Começou com uma ligação indesejada e, consequentemente, com a desculpa já pronta – sempre na ponta de língua Língua essa, que queria se perder em uma boca mais familiar, mais aconchegante, mais apaixonada.

Dispensou o garoto do telefone, com gentileza. Pegou sua taca de vinho, uma música bacana, o telefone e foi pro apartamento mais legal da face da terra. Estava sozinha com uma garota de outro planeta, mas se sentia em casa, de alguma forma.

Olhava o telefone ansiosamente. Queria tanto que tocasse. Foi o que aconteceu! Porem, como uma vingança do destino (sempre tão rápido!), recebeu a notícia que não esperava. Ou esperava? Triste como sempre ignorava sua intuição e como sempre ela estava certa. Por que isso?

Bebeu mais um pouco, conversou bastante, riu e chorou. Ate que o Menino-idolo apareceu e ela não pensou duas vezes: foi junto com ele pra floresta de gente, onde há de todos os tipos. Antes porem, deu um pulo na cama mais fofa e observou a vista mais linda de todas. Por que tudo com ele e sempre mais interessante? E mesmo assim, ele nunca saberá

Perderam-se na floresta. E, num passe de mágica, ela estava com pessoas do mesmo tipo do menino-idolo. Não exatamente iguais, mas interessantes.

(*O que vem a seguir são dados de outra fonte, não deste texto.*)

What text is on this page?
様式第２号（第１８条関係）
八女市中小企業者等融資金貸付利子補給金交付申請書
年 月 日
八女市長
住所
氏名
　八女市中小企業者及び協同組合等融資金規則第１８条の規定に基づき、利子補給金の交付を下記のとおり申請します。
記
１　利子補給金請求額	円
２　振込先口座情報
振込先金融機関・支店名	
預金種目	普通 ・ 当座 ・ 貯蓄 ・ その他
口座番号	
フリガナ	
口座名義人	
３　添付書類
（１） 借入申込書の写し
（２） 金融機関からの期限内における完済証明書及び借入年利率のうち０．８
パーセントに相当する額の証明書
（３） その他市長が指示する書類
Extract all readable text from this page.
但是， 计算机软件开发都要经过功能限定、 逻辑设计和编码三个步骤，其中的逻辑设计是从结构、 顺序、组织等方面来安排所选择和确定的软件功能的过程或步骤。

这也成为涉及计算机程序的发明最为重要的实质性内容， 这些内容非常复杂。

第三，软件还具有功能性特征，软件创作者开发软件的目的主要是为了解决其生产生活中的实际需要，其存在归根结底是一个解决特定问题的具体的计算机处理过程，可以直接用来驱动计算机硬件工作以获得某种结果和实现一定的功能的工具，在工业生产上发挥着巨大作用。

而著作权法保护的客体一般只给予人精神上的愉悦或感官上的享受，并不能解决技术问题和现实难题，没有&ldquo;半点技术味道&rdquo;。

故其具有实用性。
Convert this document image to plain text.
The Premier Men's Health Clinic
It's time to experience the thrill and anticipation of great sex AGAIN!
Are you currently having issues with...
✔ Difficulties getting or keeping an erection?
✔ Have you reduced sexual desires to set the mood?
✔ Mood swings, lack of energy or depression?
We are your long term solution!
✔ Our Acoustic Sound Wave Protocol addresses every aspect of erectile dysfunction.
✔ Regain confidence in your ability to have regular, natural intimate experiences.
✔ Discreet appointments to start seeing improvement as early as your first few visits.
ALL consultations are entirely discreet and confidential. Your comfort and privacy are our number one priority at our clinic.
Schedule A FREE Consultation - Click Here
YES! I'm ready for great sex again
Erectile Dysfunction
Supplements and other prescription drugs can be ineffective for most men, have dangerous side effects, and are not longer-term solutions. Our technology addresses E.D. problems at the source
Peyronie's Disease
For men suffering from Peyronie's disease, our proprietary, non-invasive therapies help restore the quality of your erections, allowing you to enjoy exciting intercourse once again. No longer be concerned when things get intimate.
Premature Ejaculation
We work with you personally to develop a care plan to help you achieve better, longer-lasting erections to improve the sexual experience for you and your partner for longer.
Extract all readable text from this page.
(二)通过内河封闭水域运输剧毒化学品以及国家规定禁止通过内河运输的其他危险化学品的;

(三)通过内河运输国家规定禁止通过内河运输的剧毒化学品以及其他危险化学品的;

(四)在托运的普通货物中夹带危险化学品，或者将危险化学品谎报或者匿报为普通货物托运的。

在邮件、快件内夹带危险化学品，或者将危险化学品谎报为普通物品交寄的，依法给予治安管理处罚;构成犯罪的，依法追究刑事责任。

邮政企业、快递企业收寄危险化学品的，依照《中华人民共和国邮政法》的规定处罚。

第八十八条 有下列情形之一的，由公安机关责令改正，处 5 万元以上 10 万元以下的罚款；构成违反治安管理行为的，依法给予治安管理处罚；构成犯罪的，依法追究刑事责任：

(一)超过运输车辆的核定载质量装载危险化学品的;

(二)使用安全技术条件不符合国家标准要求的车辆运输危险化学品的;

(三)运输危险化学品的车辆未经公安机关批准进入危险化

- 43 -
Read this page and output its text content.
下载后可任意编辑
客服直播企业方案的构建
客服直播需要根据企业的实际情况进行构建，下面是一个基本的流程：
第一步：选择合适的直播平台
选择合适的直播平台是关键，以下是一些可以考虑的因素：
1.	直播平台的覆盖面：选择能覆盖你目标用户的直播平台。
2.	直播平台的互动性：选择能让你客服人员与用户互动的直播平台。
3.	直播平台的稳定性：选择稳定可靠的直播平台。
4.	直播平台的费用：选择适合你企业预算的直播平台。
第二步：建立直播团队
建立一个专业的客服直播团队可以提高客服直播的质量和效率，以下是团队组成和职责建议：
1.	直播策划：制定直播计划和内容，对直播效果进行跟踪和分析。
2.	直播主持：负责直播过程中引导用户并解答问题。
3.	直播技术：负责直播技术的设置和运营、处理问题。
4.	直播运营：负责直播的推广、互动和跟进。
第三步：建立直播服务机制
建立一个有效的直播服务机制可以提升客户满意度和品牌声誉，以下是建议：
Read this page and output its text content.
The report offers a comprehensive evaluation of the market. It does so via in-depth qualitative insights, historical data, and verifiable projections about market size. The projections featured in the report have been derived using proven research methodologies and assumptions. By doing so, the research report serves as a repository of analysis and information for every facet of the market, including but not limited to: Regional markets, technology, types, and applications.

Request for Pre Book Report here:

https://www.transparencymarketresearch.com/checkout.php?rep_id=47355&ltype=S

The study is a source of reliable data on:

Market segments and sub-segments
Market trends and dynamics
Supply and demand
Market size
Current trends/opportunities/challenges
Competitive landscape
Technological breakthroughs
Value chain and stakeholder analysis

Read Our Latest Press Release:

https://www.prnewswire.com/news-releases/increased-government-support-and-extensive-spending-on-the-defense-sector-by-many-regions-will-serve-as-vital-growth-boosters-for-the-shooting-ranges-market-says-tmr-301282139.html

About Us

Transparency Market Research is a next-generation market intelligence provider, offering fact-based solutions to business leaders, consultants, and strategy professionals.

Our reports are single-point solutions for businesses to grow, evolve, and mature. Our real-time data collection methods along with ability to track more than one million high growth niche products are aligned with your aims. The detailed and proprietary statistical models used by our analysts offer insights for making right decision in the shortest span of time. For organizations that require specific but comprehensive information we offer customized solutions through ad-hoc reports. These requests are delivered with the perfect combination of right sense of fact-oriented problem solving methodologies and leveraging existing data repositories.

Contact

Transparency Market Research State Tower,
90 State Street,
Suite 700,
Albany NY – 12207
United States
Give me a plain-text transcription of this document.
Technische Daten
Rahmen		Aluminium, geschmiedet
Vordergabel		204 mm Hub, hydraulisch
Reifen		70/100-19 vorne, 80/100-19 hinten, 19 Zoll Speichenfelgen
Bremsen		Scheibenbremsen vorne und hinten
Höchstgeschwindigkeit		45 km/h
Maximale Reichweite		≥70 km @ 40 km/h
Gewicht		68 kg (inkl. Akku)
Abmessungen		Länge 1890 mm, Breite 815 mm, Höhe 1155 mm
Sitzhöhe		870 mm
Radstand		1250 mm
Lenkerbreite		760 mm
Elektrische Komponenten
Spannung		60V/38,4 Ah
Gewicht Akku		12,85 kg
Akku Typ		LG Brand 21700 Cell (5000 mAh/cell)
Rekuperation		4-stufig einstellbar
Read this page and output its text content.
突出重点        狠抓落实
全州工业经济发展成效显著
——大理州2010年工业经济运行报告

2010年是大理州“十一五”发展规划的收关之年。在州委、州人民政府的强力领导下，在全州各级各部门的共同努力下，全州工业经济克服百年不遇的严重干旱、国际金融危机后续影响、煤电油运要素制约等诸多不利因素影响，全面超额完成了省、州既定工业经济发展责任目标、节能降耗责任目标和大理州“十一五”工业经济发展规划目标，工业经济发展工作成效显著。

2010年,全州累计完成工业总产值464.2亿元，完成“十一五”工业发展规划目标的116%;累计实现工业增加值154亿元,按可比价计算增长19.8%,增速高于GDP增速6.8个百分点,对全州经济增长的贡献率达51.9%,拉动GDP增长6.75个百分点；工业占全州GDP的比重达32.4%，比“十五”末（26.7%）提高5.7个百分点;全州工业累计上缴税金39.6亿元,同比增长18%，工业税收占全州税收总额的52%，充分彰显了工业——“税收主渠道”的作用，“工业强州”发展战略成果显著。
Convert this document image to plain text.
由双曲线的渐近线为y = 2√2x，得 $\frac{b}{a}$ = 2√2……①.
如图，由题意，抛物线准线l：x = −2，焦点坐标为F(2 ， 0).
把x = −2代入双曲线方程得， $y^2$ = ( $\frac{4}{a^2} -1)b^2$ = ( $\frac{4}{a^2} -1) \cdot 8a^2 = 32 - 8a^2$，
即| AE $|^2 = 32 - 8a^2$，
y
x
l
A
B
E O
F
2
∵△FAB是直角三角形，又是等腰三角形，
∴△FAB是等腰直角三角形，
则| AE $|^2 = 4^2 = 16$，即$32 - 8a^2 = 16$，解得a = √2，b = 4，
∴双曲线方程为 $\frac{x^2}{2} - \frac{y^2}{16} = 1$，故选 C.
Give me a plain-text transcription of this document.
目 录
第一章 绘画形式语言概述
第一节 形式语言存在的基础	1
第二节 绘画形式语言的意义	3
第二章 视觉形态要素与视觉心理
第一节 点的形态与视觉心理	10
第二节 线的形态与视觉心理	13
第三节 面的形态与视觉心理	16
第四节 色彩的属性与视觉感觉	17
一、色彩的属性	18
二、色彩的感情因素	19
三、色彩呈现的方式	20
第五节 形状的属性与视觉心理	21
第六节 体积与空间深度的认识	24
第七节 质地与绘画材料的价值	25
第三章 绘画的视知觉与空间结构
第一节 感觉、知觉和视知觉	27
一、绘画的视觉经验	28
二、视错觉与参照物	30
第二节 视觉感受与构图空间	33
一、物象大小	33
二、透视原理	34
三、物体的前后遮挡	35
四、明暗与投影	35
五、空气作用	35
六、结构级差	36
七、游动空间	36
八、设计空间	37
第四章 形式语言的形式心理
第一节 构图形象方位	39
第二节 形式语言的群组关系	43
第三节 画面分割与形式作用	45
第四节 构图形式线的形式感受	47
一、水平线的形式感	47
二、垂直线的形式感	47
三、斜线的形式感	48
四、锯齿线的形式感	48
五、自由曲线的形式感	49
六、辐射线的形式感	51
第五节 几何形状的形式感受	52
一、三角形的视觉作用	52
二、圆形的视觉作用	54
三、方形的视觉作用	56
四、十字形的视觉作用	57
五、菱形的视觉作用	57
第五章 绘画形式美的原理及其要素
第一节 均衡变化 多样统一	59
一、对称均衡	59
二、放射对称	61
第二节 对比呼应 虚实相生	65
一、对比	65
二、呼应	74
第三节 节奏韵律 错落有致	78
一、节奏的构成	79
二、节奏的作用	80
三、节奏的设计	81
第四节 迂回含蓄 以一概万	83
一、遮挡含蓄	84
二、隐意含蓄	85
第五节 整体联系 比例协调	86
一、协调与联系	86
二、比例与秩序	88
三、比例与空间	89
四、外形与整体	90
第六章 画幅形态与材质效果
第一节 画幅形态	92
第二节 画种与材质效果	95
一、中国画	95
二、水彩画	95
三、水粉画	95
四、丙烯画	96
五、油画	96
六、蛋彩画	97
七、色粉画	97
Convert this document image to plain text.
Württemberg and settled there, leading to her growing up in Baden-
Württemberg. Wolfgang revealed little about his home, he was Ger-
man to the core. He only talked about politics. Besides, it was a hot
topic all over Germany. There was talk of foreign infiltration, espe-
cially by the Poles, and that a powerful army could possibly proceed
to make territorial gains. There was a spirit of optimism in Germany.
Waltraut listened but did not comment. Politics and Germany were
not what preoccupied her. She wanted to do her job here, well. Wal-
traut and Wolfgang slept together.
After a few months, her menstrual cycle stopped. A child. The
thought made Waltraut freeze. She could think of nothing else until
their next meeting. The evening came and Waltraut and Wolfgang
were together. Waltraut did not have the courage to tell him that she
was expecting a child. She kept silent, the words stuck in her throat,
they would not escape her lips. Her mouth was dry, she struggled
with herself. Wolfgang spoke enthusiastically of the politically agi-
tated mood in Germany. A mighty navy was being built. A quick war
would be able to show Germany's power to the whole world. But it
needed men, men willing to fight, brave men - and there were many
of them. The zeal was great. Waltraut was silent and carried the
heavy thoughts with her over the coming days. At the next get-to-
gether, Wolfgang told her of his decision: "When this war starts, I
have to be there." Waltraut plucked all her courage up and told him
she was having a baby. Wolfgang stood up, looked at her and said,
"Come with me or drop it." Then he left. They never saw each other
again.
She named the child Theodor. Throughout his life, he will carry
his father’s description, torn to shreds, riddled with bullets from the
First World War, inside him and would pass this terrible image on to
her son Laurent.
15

Na rua deserta, só ela e M. Ele, de terra distante e gelada, dizendo-se frio e sem coração Descem a rua. Ele vê uma rosa vermelha presa no para-brisa de um carro. Não pensa duas vezes: pega e oferece a ela, que desacredita – mas aceita.

Pode uma noite ser tão surpreendente assim? Nessa parte do mundo, a resposta e’ sempre sim!